TV shows and movies in 4K HDR offer the best home video quality available today, but in some situations it can look too dark. That's because they're often created to be shown in a dark, theatrical environment, and when the lights come up, or you watch during the day, details in the image can be obscured. At CES 2020, Dolby rolled out a new augmentation to its Dolby Vision HDR format called Dolby Vision IQ, which is designed to fix that problem by automatically adjusting the picture in response to room brightness.

LG  will be the first and only US TV maker to support the feature this year, where it will appear on select 2020 TVs. Panasonic is also delivering Dolby Vision IQ TVs in Europe.

We got to check out the demo at Dolby's suite and it worked well. There were two LG OLEDs set up side by side, one with IQ engaged and one showing standard Dolby Vision.

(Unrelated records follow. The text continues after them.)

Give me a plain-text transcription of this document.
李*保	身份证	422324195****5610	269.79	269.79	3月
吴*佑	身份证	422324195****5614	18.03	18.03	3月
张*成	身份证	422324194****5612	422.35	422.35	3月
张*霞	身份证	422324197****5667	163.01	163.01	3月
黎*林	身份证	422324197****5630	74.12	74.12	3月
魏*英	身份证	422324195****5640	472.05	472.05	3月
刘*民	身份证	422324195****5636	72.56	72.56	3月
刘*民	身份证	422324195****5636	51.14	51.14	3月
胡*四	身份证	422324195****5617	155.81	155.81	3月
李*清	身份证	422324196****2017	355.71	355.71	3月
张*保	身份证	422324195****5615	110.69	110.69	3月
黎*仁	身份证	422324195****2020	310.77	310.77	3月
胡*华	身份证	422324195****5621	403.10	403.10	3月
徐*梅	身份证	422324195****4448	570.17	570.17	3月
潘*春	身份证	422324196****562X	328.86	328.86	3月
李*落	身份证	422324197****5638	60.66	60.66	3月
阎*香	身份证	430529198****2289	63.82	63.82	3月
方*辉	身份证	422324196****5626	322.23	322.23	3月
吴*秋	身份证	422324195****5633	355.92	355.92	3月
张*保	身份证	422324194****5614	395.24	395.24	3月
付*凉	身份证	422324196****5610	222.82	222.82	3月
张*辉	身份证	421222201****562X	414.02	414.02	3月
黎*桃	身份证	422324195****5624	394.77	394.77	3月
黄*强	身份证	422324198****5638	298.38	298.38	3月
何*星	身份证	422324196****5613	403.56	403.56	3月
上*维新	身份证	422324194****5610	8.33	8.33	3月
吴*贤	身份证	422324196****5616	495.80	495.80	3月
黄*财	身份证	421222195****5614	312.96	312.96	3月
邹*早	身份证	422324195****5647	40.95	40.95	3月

In the dark the two looked basically identical but when an engineer turned up the lights the TV with IQ looked markedly better. Shadow details were clearly visible in the equipped model, while the non-IQ set showed an invisible mass of darkness, its details obscured by the glare of the room lighting on the TV screen.

Watch this: LG's OLED 2020 TVs are rollable, 8K and flush-mount

Dolby Vision IQ isn't a separate picture mode, instead it will be automatically engaged in the standard Dolby Vision setting (Dolby said if you don't want the image to react to room lighting you can disable the LG's ambient light sensor manually). That sets it apart from the UHD Alliance's Filmmaker Mode, a separate mode designed to offer a picture that "maintains the creative intent" by disabling stuff like the soap opera effect. The UHD Alliance says its mode will also work with Dolby Vision, so it will be interesting to compared its effects to IQ's on LG's new TVs.

At CES , Dolby also showed off its Dolby Atmos Music format which enables home theaters and mobile phones alike to experience "immersive" music -- tunes mixed in surround with added height channels.